Misal : 'Komşular için bir eve taşınma partisi mi? Elbette olacağım memnun olmak katılmak için. '
Shutterstock
Yıpranmış ayakkabılarınızdan birinin sadece 'eski' bir çift olduğunu söylemek yerine onları arayın harap . Kelime oldu başlangıçta sadece kullanılmış Latince'den türetildiği için taştan yapılmış eski binaları tanımlamak için katmanlar veya 'taş'.
Misal : 'Arabanız çok harap bu noktada, sadece bir dua üzerine koşuyor. '
iStock
Elbette, herkes size bir şey 'söyleyebilir', ancak eğer onlar çok daha ilginç ifşa etmek size bilgi. Bize 15. yüzyıldan gelen kelime, söylenen ya da bilinmekte olan bir şeyi, en yaygın olarak bir sır olarak tanımlar.
Misal : 'Sana söylerdim ama yapmak istemiyorum ifşa etmek bana özel olarak söylediklerini. '
iStock
Bir şey açıkça berbat olduğunda ve onu bu şekilde tanımlamak istediğinizde, azaltma oranınızı şu şekilde yükseltmekten çekinmeyin: berbat . Latince kökenli olmasına rağmen mükemmel 'seçkin' ve 'seçkin' için anlamı bir daha az olumlu çağrışım yıllar geçtikçe ve artık 'alçakgönüllü' gibi kelimelerin yerini alabilir. . '
Misal : 'Onun berbat ricamı dikkate almamak gerçekten iğrençti. '
iStock
Bir sorun varsa, kötüdür. Ama eğer bir şey varsa hatalı kulağa daha da kötü geliyor! İlk olarak 15. yüzyılda kullanılan kelime, bir aciliyet verir veya yanlış veya yanlış herhangi bir bilgiyi vurgular.

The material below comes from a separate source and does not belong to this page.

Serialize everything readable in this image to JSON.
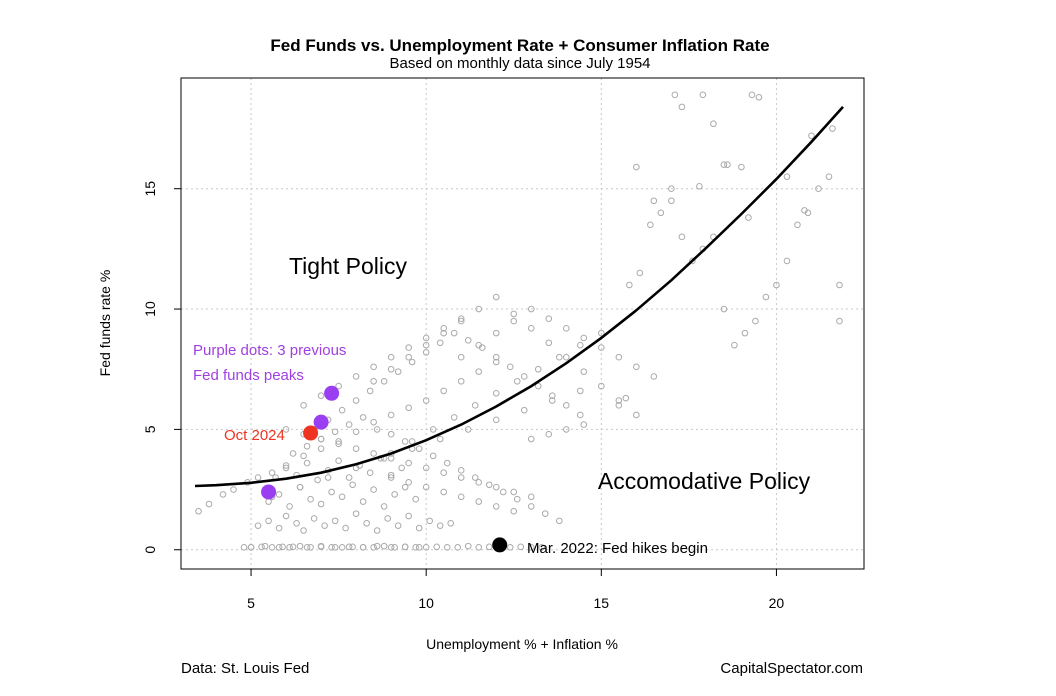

Misal : 'Bu çok hatalı neredeyse şirkete milyonlara mal olması hatası. '
iStock
Çok var hayal kırıklığına uğramak bu günlerde, ama duyguyu ifade etmek için aynı kelimeyi defalarca kullanarak sıkıntınızı artırmayın. Bunun yerine, insanlara olduğunuzu söylemeyi deneyin bıkkın . Kelime Latince'den geliyor öfke 'sinirli', 'sinirli', 'sinirli' veya 'ağırlaştırılmış' ile eşanlamlıdır. Ve bir şey veya biriyle tamamen işiniz bittiğinde, 'donma sınırına' ulaştığınızı da söyleyebilirsiniz.
Misal : 'Sesin öyle geliyordu bıkkın patronunuzun 'o toplantıdaki isteği' ile.
iStock
Herkes bir şeyi 'hızlı' bir şekilde yapabilir, ancak yapabilirler mi süratle ? 'Gecikmeden veya tereddüt etmeden yanıt verme' yeteneğini açıklarken, bu terimi 'hızlı' veya 'anlık' gibi sözcüklerle de değiştirebilirsiniz.
Misal : 'Stajyeriniz bu görevi böyle bir hızlı tavır. Döndüm ve o çoktan geri gelmişti! '
iStock
Şefe pişirdikleri yemeğin 'lezzetli' olduğunu söyleyebilseniz de, sizin onu çağırdığınızı duyduklarında muhtemelen daha da minnettar olurlar. nefis . Bu kelime bize Latince'den geliyor nefis geçmiş ortacı arama; 'araştırmak' anlamına gelir. Belki de benzersiz bir lezzet için arama yapmak gibi veya nefis , tabak?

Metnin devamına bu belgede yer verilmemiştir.